Biocellion’s commercial R&D engagements provide proof-of-concept of its whole system modeling approach. However, R&D resides in customer cost-centers with limited budgets dedicated to one-off explorations. So, Biocellion’s second order of business was to identify a more scalable business model. Applications in customer profit-centers justify high margins due to their direct, measurable impact on the bottom line. Providing a solution to a pain point that many customers encounter in a profit-center is the basis for a scalable and profitable business model.
In 2018, Cultivated Meat
In 2018, Biocellion identified an industry destined to encounter such pain points: cultivated meat. There, delivering diverse kinds of meat from cells inevitably involves innovation and optimization of the cell production processes, long after R&D to identify cell lines and to create prototype products is complete. Innovation and optimization of production processes require repeated experimentation. Virtualizing that physical experimentation to make it faster and cheaper is a perfect application for Biocellion’s whole-system strategy.
In 2019, Cultivated Meat Modeling Consortium
However, the cultivated meat field is only emerging slowly. The customers had no revenue in 2018 and few have revenue today. Recognizing the enormous yet nascent potential to develop a scalable business model in cultivated meat, Biocellion in 2019 chose to create a consortium of companies to pool together resources dedicated to the application of computer modeling and simulation in cultivated meat: the Cultivated Meat Modeling Consortium (CMMC, thecmmc.org).
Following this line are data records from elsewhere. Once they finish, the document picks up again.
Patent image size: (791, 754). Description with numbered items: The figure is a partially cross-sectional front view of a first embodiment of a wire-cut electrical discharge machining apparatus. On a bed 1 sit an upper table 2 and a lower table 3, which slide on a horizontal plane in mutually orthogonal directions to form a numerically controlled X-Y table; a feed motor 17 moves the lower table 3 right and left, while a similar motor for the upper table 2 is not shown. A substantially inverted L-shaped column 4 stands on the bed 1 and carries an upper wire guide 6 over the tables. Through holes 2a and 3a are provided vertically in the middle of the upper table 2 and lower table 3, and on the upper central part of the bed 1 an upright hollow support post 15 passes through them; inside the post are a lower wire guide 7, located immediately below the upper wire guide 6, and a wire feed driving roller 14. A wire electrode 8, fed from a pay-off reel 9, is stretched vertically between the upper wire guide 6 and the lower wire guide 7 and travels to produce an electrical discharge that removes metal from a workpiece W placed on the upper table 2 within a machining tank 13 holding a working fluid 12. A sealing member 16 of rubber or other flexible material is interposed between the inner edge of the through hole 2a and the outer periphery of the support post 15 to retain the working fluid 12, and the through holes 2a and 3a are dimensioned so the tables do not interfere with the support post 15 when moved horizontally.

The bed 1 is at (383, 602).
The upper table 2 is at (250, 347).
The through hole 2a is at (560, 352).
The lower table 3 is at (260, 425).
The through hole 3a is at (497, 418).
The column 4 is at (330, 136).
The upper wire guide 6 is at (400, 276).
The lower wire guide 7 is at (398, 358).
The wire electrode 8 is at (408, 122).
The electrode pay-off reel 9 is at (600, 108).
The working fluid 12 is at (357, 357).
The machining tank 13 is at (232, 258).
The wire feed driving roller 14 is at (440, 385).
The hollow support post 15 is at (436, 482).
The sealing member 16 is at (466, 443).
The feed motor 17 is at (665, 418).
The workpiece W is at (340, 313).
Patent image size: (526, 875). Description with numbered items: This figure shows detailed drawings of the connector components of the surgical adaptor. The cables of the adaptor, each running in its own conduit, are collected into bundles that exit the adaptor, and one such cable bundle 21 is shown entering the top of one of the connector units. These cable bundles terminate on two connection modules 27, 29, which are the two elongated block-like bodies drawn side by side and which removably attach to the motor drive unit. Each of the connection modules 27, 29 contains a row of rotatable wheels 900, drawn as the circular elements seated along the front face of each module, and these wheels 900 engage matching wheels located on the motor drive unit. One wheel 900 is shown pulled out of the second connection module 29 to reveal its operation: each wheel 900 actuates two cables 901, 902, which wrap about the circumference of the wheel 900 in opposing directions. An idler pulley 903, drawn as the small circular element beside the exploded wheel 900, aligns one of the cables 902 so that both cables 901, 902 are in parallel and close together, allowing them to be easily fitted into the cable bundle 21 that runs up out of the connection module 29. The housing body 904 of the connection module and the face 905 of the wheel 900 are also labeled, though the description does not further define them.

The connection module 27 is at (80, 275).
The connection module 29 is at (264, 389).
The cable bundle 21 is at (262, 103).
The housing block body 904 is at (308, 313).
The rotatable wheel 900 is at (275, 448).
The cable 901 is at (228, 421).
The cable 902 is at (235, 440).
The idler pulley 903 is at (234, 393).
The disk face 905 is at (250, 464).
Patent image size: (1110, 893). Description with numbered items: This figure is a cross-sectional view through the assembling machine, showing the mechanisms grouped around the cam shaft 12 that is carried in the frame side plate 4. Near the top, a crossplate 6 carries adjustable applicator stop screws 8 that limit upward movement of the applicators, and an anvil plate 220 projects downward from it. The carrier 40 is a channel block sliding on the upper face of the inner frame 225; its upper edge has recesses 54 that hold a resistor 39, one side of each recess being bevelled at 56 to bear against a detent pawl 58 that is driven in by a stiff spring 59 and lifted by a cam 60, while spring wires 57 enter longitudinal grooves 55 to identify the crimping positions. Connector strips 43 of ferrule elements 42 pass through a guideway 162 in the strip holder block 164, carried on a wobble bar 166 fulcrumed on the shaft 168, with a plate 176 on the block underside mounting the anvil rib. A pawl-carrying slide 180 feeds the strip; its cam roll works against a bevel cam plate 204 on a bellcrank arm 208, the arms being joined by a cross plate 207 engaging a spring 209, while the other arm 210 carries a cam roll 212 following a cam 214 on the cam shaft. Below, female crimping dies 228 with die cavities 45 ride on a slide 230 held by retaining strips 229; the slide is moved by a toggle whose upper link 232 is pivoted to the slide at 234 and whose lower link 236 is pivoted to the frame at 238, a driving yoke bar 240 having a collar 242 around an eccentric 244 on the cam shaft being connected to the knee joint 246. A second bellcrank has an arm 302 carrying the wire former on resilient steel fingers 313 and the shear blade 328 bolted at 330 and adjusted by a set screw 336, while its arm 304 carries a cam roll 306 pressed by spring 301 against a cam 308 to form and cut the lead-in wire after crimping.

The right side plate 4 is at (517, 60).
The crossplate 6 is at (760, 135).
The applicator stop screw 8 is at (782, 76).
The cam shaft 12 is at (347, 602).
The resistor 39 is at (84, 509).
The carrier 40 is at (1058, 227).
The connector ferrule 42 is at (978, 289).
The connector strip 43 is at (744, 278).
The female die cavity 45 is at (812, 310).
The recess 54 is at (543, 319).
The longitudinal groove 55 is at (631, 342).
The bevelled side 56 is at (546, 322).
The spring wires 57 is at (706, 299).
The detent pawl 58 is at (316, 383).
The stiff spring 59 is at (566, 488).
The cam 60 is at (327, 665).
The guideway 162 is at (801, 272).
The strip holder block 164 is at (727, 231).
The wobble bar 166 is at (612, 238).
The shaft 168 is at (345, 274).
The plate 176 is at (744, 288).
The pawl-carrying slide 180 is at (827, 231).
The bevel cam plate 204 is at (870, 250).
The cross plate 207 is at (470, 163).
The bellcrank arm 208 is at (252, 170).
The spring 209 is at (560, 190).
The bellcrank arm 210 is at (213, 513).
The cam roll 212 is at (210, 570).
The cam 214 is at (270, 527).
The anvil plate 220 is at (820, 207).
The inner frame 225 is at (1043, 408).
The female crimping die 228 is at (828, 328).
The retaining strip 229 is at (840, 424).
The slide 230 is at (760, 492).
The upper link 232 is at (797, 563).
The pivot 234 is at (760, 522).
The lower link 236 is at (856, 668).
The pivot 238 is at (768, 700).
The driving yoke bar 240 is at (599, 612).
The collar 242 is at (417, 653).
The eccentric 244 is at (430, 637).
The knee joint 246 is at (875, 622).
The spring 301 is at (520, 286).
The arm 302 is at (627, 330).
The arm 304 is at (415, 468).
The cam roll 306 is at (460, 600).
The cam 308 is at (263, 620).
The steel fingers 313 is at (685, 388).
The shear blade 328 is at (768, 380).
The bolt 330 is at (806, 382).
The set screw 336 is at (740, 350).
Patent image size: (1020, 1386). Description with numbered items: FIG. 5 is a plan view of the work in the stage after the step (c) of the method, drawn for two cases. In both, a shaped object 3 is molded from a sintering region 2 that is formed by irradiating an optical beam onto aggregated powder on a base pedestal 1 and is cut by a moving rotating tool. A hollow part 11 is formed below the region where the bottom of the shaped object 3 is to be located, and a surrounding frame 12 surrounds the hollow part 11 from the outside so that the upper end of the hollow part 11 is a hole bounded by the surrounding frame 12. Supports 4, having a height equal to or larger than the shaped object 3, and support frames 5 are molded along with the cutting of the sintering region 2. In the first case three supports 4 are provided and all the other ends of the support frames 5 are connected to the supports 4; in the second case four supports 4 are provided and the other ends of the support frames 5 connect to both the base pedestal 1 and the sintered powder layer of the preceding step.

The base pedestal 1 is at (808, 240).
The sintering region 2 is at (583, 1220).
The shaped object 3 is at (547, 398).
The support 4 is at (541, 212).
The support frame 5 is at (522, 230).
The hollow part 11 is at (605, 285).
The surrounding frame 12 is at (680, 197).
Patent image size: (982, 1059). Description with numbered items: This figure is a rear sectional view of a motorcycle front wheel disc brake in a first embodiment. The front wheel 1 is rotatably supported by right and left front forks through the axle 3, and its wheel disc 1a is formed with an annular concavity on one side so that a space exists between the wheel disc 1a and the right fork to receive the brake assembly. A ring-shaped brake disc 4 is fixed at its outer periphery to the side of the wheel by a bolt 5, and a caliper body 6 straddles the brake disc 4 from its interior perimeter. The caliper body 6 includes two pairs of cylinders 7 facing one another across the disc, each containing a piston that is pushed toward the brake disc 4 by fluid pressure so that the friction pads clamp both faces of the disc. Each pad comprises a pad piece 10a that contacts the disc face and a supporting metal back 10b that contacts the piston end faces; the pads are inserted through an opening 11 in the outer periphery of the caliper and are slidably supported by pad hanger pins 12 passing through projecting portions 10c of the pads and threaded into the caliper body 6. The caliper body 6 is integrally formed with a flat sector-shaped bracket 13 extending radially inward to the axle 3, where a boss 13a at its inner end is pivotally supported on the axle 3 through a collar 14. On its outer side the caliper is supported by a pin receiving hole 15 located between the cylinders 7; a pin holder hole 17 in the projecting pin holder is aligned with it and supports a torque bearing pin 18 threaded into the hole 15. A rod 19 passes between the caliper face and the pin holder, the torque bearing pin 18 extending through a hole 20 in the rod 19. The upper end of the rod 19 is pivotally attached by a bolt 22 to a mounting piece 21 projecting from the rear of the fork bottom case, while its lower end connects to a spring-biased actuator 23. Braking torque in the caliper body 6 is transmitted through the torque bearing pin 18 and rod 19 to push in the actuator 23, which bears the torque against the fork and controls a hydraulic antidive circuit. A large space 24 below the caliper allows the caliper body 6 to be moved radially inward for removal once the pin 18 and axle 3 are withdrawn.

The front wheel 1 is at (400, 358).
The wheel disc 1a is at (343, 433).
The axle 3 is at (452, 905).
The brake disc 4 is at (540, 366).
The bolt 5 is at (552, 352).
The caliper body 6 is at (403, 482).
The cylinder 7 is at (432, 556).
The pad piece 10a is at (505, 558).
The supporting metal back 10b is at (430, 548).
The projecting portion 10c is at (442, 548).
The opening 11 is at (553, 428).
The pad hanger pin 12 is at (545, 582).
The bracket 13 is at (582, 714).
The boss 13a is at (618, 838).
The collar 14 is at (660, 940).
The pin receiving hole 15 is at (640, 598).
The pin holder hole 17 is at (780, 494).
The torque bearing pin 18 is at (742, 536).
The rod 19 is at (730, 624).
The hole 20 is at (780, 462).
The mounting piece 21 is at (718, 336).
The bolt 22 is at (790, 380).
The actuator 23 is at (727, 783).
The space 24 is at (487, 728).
The CMMC was spun off as an independent nonprofit organization in 2024. Biocellion retains rights to use whatever Intellectual Property the CMMC produces.
Through its history and development of the CMMC, Biocellion SPC has identified the existential pain point in cultivated meat and cell agriculture. Namely, it is the challenge of growing cells as quickly and inexpensively as possible.
Today, Including Pharmaceutical and Chemical Industries
It turns out also to be a pain point in the pharmaceutical and chemical industries. Biocellion SPC’s proposed YAcc technology is the key solution technology. Simply put, YAcc predicts the rate of cell growth in a production process without requiring the physical realization of that process. The best alternative to YAcc are costly and slow physical experiments growing cells. No one wants that.